JBHI Journal 2026 Journal Article
A Multi-Step Prediction Method Based on Small Sample Data Augmentation to Assess Wheat Flour Safety Risk
- Wanbao Sheng
- Huawei Jiang
- Wenqiang Pi
- Zhen Yang
- Like Zhao
Food safety significantly impacts the human health, establishing an effective prediction method to assess food safety risk is crucial for food safety control. At present, in the situation of insufficient detection data, it is necessary to employ data augmentation methods to generate large-scale detection data and accurately capture the long-term variation patterns through safety risk prediction models. However, existing data augmentation methods and safety prediction models face challenges such as gradient vanishing and difficulty in capturing long-term dependencies.
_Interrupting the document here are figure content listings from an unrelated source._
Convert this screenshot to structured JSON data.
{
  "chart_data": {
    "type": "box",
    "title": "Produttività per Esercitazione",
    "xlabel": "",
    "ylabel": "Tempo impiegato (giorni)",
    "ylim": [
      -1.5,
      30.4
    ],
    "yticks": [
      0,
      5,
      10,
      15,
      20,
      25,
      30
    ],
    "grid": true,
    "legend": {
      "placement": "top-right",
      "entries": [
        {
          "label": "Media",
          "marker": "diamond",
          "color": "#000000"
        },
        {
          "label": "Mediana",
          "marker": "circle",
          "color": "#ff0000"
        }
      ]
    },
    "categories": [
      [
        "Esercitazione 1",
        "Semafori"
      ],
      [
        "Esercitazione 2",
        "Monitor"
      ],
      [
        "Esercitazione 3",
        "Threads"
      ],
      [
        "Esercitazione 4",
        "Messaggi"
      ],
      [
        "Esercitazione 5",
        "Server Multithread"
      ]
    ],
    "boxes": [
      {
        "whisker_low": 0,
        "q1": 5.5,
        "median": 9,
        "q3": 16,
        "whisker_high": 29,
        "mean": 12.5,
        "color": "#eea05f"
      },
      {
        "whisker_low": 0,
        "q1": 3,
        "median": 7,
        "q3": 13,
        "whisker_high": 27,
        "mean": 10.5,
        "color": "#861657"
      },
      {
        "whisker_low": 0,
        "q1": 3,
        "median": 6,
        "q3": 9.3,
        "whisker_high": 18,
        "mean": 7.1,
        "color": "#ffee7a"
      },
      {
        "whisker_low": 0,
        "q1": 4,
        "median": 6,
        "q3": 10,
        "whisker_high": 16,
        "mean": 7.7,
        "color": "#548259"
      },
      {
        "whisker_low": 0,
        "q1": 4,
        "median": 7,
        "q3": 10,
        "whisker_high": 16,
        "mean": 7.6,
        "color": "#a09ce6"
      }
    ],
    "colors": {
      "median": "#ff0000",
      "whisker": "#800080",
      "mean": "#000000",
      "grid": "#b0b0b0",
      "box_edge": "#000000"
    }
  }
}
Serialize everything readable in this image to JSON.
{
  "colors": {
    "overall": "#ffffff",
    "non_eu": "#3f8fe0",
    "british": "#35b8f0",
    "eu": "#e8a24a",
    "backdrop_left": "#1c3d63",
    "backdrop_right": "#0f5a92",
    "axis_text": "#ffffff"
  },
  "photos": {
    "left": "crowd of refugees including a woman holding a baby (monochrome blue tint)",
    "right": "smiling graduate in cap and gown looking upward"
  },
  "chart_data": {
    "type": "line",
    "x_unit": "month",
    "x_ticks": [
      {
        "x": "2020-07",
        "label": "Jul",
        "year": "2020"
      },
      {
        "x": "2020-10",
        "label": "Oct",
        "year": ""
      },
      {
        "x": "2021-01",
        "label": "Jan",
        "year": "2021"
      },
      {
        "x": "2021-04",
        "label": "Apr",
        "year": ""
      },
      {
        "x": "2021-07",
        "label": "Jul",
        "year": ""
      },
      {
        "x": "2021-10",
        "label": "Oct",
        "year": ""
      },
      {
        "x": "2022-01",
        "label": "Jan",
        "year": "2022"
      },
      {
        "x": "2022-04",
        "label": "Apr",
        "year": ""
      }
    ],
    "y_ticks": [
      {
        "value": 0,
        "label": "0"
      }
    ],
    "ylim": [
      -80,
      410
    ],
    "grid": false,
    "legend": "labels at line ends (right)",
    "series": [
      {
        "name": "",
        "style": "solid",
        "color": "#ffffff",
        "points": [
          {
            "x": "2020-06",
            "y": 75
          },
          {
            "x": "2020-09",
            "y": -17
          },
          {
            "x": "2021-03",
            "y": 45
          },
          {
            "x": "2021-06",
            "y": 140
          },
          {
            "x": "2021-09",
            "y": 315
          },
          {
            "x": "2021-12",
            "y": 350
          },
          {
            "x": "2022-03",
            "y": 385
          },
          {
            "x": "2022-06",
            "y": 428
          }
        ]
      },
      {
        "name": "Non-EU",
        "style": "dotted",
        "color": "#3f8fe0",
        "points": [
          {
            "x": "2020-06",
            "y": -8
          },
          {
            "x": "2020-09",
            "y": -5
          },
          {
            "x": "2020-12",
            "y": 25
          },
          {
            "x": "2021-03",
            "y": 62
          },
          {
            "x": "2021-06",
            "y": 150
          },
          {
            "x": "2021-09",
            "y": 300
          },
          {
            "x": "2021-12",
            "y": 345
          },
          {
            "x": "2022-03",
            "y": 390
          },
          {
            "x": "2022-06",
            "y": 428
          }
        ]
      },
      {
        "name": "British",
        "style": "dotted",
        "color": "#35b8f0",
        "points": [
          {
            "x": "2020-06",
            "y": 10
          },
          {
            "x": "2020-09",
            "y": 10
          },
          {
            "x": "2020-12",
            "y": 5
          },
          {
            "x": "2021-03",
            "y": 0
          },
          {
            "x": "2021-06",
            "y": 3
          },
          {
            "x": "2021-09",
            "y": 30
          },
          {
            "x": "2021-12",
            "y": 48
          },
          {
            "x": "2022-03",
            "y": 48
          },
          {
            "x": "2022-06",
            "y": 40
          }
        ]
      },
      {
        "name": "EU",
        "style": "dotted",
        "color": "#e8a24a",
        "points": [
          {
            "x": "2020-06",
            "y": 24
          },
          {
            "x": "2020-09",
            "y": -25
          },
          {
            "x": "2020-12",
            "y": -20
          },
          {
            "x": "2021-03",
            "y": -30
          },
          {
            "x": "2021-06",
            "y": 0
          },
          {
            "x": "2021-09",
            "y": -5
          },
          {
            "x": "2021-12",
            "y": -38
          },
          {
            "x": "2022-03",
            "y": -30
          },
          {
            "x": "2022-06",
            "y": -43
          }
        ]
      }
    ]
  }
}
Therefore, this paper proposes a S mall sample D ata A ugmentation M ulti-step P rediction M ethod (SDAMPM) to assess wheat flour safety risks. Firstly, we improved time-series generative adversarial networks based on external temporal convolution and Wasserstein distance to expand wheat flour hazard factor detection data. Secondly, we employed expanded data to establish dietary exposure evaluation system for wheat flour, serving as the desired output for multi-step prediction models. Finally, we constructed a stable Informer (Stainformer) multi-step prediction model by designing symmetric ProbSparse self-attention and distilling layer based on dilated causal convolution. Experiments on the wheat flour dietary exposure evaluation system demonstrate that compared to other methods, the expanded data is similar to the distribution of the original data. This approach effectively predicts long-term safety risks associated with wheat flour consumption and can provide assistance and technical support in decision-making for relevant departments, thereby reducing the occurrence of food safety incidents.